<柔道:グランドスラム東京>◇第1日◇29日◇東京体育館◇女子48キロ級

 女子最軽量級に「リオの新星」が現れた。48キロ級で主要国際大会デビュー戦の近藤亜美(18=大成高)が、準決勝でロンドン五輪覇者、決勝で13年世界選手権覇者と、2人の金メダリストを撃破して初優勝を果たした。同じ道場出身で五輪2連覇の谷本歩実に憧れ、目指すのは「一本柔道」。相撲経験者の祖父と父親の遺伝子を持つ高校3年生が、最高の形で初陣を飾った。

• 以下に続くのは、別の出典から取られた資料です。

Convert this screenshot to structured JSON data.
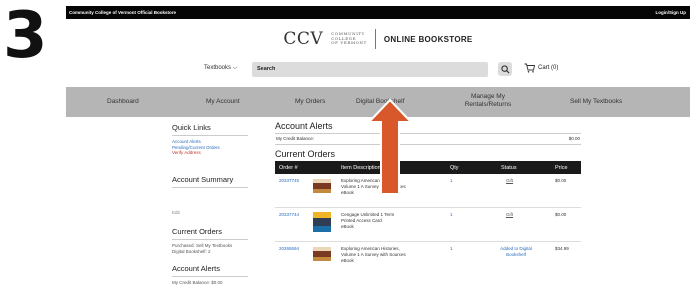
{
  "step_number": "3",
  "topbar": {
    "left": "Community College of Vermont Official Bookstore",
    "right": "Login/Sign Up"
  },
  "brand": {
    "logo": "CCV",
    "sub1": "COMMUNITY",
    "sub2": "COLLEGE",
    "sub3": "OF VERMONT",
    "store": "ONLINE BOOKSTORE"
  },
  "search": {
    "textbooks_label": "Textbooks",
    "placeholder": "Search",
    "cart": "Cart (0)"
  },
  "nav": [
    "Dashboard",
    "My Account",
    "My Orders",
    "Digital Bookshelf",
    "Manage My",
    "Rentals/Returns",
    "Sell My Textbooks"
  ],
  "left": {
    "quick_links_title": "Quick Links",
    "quick_links": [
      "Account Alerts",
      "Pending/Current Orders",
      "Verify Address"
    ],
    "account_summary_title": "Account Summary",
    "edit": "Edit",
    "current_orders_title": "Current Orders",
    "current_orders_lines": [
      "Purchased: Sell My Textbooks",
      "Digital Bookshelf: 2"
    ],
    "account_alerts_title": "Account Alerts",
    "account_alerts_line": "My Credit Balance: $0.00"
  },
  "main": {
    "alerts_title": "Account Alerts",
    "credit_label": "My Credit Balance:",
    "credit_value": "$0.00",
    "orders_title": "Current Orders",
    "columns": [
      "Order #",
      "Item Description",
      "Qty",
      "Status",
      "Price"
    ],
    "rows": [
      {
        "order": "20337745",
        "desc": [
          "Exploring American Histories,",
          "Volume 1 A Survey with Sources",
          "eBook"
        ],
        "qty": "1",
        "status": [
          "Gift"
        ],
        "price": "$0.00"
      },
      {
        "order": "20337744",
        "desc": [
          "Cengage Unlimited 1 Term",
          "Printed Access Card",
          "eBook"
        ],
        "qty": "1",
        "status": [
          "Gift"
        ],
        "price": "$0.00"
      },
      {
        "order": "20265594",
        "desc": [
          "Exploring American Histories,",
          "Volume 1 A Survey with Sources",
          "eBook"
        ],
        "qty": "1",
        "status": [
          "Added to Digital",
          "Bookshelf"
        ],
        "price": "$34.99"
      }
    ]
  },
  "colors": {
    "nav_bg": "#b5b5b5",
    "arrow": "#d9582b",
    "link": "#2a6bbd",
    "alert_link": "#c4342d"
  }
}
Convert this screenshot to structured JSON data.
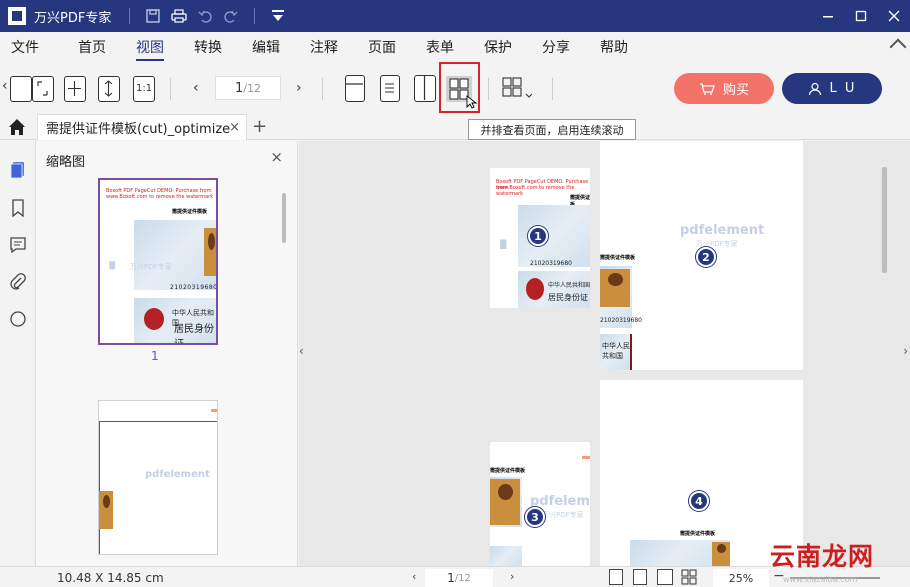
{
  "titlebar": {
    "app_title": "万兴PDF专家",
    "icons": [
      "save-icon",
      "print-icon",
      "undo-icon",
      "redo-icon",
      "dropdown-icon"
    ]
  },
  "window_controls": [
    "minimize-icon",
    "maximize-icon",
    "close-icon"
  ],
  "menu": {
    "items": [
      "文件",
      "首页",
      "视图",
      "转换",
      "编辑",
      "注释",
      "页面",
      "表单",
      "保护",
      "分享",
      "帮助"
    ],
    "active": "视图"
  },
  "toolbar": {
    "page_current": "1",
    "page_total": "/12",
    "zoom_fit_label": "1:1",
    "buy_label": "购买",
    "user_label": "L U",
    "tooltip": "并排查看页面，启用连续滚动"
  },
  "tabs": {
    "doc_tab_label": "需提供证件模板(cut)_optimize",
    "close_glyph": "×",
    "add_glyph": "+"
  },
  "thumbnail_panel": {
    "title": "缩略图",
    "close_glyph": "×",
    "page_label_1": "1"
  },
  "pages": {
    "badge_1": "1",
    "badge_2": "2",
    "badge_3": "3",
    "badge_4": "4",
    "watermark_brand": "pdfelement",
    "watermark_sub": "万兴PDF专家",
    "header_text_1": "Boxoft PDF PageCut DEMO: Purchase from",
    "header_text_2": "www.Boxoft.com to remove the watermark",
    "doc_heading": "需提供证件模板",
    "id_number": "21020319680",
    "id_ethnicity_text": "中华人民共和国",
    "id_card_text": "居民身份证"
  },
  "statusbar": {
    "dimensions": "10.48 X 14.85 cm",
    "page_current": "1",
    "page_total": "/12",
    "zoom": "25%"
  },
  "brand_watermark": {
    "text": "云南龙网",
    "sub": "www.xiazaiba.com"
  },
  "colors": {
    "primary": "#26367f",
    "buy": "#f37368",
    "highlight": "#d32727",
    "thumb_selected": "#7a4ca5"
  }
}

 小柄な近藤の体に、しっかりと遺伝子は受け継がれていた。今夏の世界選手権決勝で浅見八瑠奈を破って優勝したムンフバットとの決勝戦。身長で上回る相手に抱え込まれ後ろに回られたが、体勢は崩れない。しっかりと受けきって、耐えて、すきを見いだす。「懐が空いたのが見えた」と右足で右足を刈りきる。そのまま体を預けての小内巻き込みで一本勝ち。「実感がわかないです」と初々しく白い歯がこぼれた。

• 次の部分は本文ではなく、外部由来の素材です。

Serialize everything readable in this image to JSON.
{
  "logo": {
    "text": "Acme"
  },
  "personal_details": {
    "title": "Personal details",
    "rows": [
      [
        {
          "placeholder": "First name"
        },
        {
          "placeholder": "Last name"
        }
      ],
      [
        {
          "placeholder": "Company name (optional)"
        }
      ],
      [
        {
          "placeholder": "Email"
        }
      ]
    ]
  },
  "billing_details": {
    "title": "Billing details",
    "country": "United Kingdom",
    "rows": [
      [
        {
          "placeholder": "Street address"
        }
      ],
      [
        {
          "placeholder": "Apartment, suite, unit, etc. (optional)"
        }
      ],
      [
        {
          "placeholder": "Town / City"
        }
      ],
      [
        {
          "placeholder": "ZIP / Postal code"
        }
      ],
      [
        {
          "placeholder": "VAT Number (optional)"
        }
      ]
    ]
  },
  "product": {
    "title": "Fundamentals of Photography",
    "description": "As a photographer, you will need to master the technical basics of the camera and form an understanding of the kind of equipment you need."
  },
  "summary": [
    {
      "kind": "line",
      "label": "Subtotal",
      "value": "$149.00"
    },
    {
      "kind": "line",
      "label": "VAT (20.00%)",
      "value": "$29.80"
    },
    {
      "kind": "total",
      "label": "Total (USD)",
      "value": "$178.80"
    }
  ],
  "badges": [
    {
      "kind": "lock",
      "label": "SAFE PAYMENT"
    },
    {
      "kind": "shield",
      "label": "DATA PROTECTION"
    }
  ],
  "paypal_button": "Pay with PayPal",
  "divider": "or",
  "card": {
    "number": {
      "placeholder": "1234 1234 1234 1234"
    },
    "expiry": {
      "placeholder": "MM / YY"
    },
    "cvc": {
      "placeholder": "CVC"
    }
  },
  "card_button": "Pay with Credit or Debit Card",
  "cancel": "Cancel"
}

 祖父次郎さん(享年79)、父敬造さん(52)はともに力士だった。学生相撲でならし、近藤は幼少期から体重100キロの父とじゃれ合うのが日課。小学生では、町のちびっ子相撲で優勝もした。名城大柔道部の兄孝哉さんも100キロ超級で「私だけ小さいんです」と155センチだが、幼少期から大きな家族と組み合ってきた成果は確か。血筋の体の強さに加え、大きな相手の懐に入る技術にもたける。

 五輪金メダリストの吉田秀彦、谷本歩実を輩出した大石道場に小学3年から通う。豪快な内股が武器の谷本を尊敬し、「小さい柔道はしたくない。パフォーマンスのある柔道をしたい」。映える一本柔道が信条だ。だから、準決勝で12年ロンドン五輪金メダルのメネセスを寝技で破っても、「決勝では『すごいな』と思ってくれる柔道をしたかった」と、志も高い。

 鮮烈なデビューを飾ったが、「まだスタートラインに立ったところ。これからです」。世界選手権を2度制した浅見にも「まだまだ及ばない」と自覚する。ただ、それは伸びしろがある裏返し。「(16年)リオも(20年)東京も出たいです!」。力士譲りの体を武器に「大きな柔道」を体現していく。【阿部健吾】<近藤亜美(こんどう・あみ)アラカルト>

 ◆生まれ

 1995年(平7)5月9日、愛知県名古屋市生まれ。家族は父敬造さん(52)母清美さん(48)兄孝哉さん。

 ◆サイズ

 身長155センチ、体重48キロ。「普段も51キロで減量はきつくない」。

 ◆競技歴

 名古屋市内の六郷道場で5歳から。「兄が通っていて一緒に」。小3で大石道場へ。優勝は06年小学生大会、10年全国中学生大会、11年世界カデ選手権、13年高校総体など。

 ◆体力自慢

 長距離は1キロを「3分半を切る」。高校のマラソン大会では1位。「下半身は強いです」。

 ◆進路

 来春からは三井住友海上に進む。同階級に山岸絵美がおり「技が多彩。少しでも盗みたい」。